Cependant, les cérémonies organisées par deux importantes organisations socioculturelles, la Hindu House et la Mauritius Sanathan Dhama Temples Federation, n'ont pas échappé aux observateurs politiques. Les deux organisations, qui n'hésitent pas à afficher sans équivoque leurs couleurs politiques, ont opté cette année pour la prudence. À la Hindu House, le président Ramdhun affirme avoir laissé parler son coeur en invitant le Premier ministre à prendre une position ferme contre ceux qui ternissent l'image de son gouvernement, rappelant que l'ancien Premier ministre n'aurait pas hésité à trancher dans le vif. À Réduit, le nouveau président de la Mauritius Sanathan Dharma Temples Federation, M. Ramdhean, s'est différencié de son prédécesseur et a accueilli les dirigeants des principaux partis politiques. Pour une des rares fois, Pravind Jugnauth, Xavier-Luc Duval, Paul Bérenger, Navin Ramgoolam et Alan Ganoo s'étaient retrouvés sous la même tente avant de partager ensemble un repas offert par la fédération. Il ne manquait que le leader du Muvman Liberater, Ivan Collendavelloo, qui était pris ailleurs. Dans les deux contextes, les dirigeants des deux organisations ont pris la précaution de souligner qu'ils ont pour principe de travailler avec le gouvernement du jour.
Par ailleurs, les cérémonies organisées à Belvédère, à Caroline, à Triolet et à Bon-Accueil ont projeté l'image d'un Navin Ramgoolam requinqué, qui se positionne comme une alternative au Premier ministre actuel. Il est difficile de mesurer la véracité de cette perception. Mais déjà, dans divers quartiers, une réflexion politique autour du risque d'une situation où l'électeur aurait à choisir entre bonnet blanc et blanc bonnet commence à se confirmer. Heureusement que les principaux partis ont annoncé leur intention de se diriger seul aux prochaines élections générales. Y a-t-il une chance que d'autres leaders émergent, un peu à la manière d'Emmanuel Macron en France, avant les prochaines élections générales  ? Cette question pourtant cruciale pour l'avenir de ce pays reste jusqu’à l'heure sans réponse.
Après les célébrations religieuses qui ont marqué ces dernières semaines et qui se sont conclues par la fête de Divali, les regards sont maintenant tournés vers le Parlement, qui reprend ses activités ce mardi. La séance s'annonce chaude à la lumière des scandales auxquels ont été mêlés des parlementaires de la majorité. Pour la première fois depuis l'arrivée du gouvernement, Maneesh Gobin, qui a succédé à Ravi Yerrigadoo comme ministre de la Justice, siégera sur les bancs ministériels. Le nom du nouveau Chief Whip pour le remplacer sera par la même occasion dévoilé. Tant du côté du gouvernement que de celui du bureau du Speaker, on souhaite que ce soit un parlementaire capable de communiquer avec l'opposition.

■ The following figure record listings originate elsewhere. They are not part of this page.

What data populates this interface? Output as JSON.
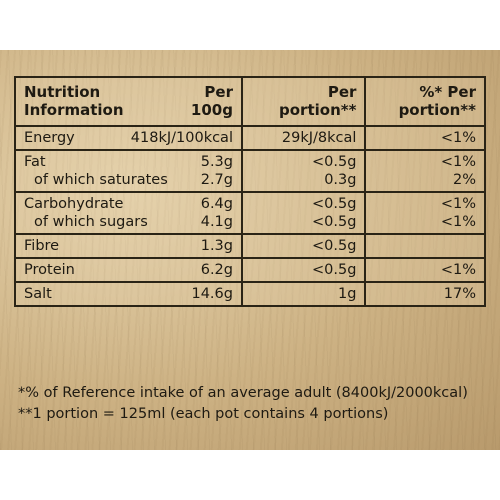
{
  "table": {
    "header": {
      "col1": [
        "Nutrition",
        "Information"
      ],
      "col2": [
        "Per",
        "100g"
      ],
      "col3": [
        "Per",
        "portion**"
      ],
      "col4": [
        "%* Per",
        "portion**"
      ]
    },
    "rows": [
      {
        "lines": [
          {
            "label": "Energy",
            "per100": "418kJ/100kcal",
            "portion": "29kJ/8kcal",
            "ri": "<1%"
          }
        ]
      },
      {
        "lines": [
          {
            "label": "Fat",
            "per100": "5.3g",
            "portion": "<0.5g",
            "ri": "<1%"
          },
          {
            "label": "of which saturates",
            "per100": "2.7g",
            "portion": "0.3g",
            "ri": "2%"
          }
        ]
      },
      {
        "lines": [
          {
            "label": "Carbohydrate",
            "per100": "6.4g",
            "portion": "<0.5g",
            "ri": "<1%"
          },
          {
            "label": "of which sugars",
            "per100": "4.1g",
            "portion": "<0.5g",
            "ri": "<1%"
          }
        ]
      },
      {
        "lines": [
          {
            "label": "Fibre",
            "per100": "1.3g",
            "portion": "<0.5g",
            "ri": ""
          }
        ]
      },
      {
        "lines": [
          {
            "label": "Protein",
            "per100": "6.2g",
            "portion": "<0.5g",
            "ri": "<1%"
          }
        ]
      },
      {
        "lines": [
          {
            "label": "Salt",
            "per100": "14.6g",
            "portion": "1g",
            "ri": "17%"
          }
        ]
      }
    ]
  },
  "footnotes": [
    "*% of Reference intake of an average adult (8400kJ/2000kcal)",
    "**1 portion = 125ml (each pot contains 4 portions)"
  ]
}
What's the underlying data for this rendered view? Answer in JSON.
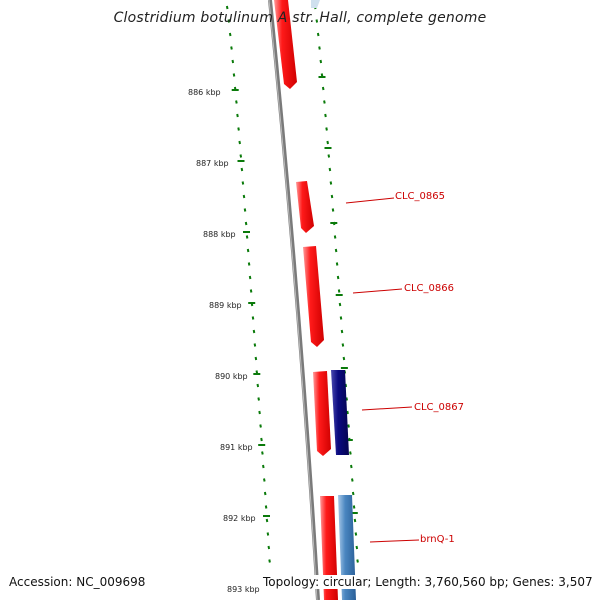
{
  "title": "Clostridium botulinum A str. Hall, complete genome",
  "accession_text": "Accession: NC_009698",
  "topology_text": "Topology: circular; Length: 3,760,560 bp; Genes: 3,507",
  "scale_labels": [
    "886 kbp",
    "887 kbp",
    "888 kbp",
    "889 kbp",
    "890 kbp",
    "891 kbp",
    "892 kbp",
    "893 kbp"
  ],
  "gene_labels": [
    "CLC_0865",
    "CLC_0866",
    "CLC_0867",
    "brnQ-1"
  ],
  "colors": {
    "forward_gene": "#ff1010",
    "reverse_gene": "#0a0a80",
    "light_blue_gene": "#4a86c0",
    "ticks": "#0a7a0a",
    "backbone": "#777777",
    "label_red": "#cc0000"
  }
}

Il semblerait que ce soit la personnalité de Bobby Madhub qui correspondrait le mieux à ce profil. Et il est peu probable que Ravin Rutnah soit promu, ce qui relèverait, dit-on, de la provocation.
Toutefois, tout n'est pas rose au niveau de l'opposition. Les partis ne se ménagent pas sur le terrain à Quatre-Bornes, où la campagne électorale gagne graduellement en ampleur. Paul Bérenger et Xavier-Luc Duval ne se sont pas faits de cadeaux ces temps-ci. La situation au conseil de district de Rivière-Noire semble s'ajouter au clivage entre le PMSD et le MMM. Pourront-ils afficher l'unité au Parlement malgré les différends sur le terrain  ? Ce ne sera pas un défi facile à relever. Le MMM disposera d'un député de plus en la personne de Danielle Selvon, qui devrait participer ce matin à la conférence de presse du MMM. La bonne humeur créée par Divali devrait céder incessamment la place à la confrontation.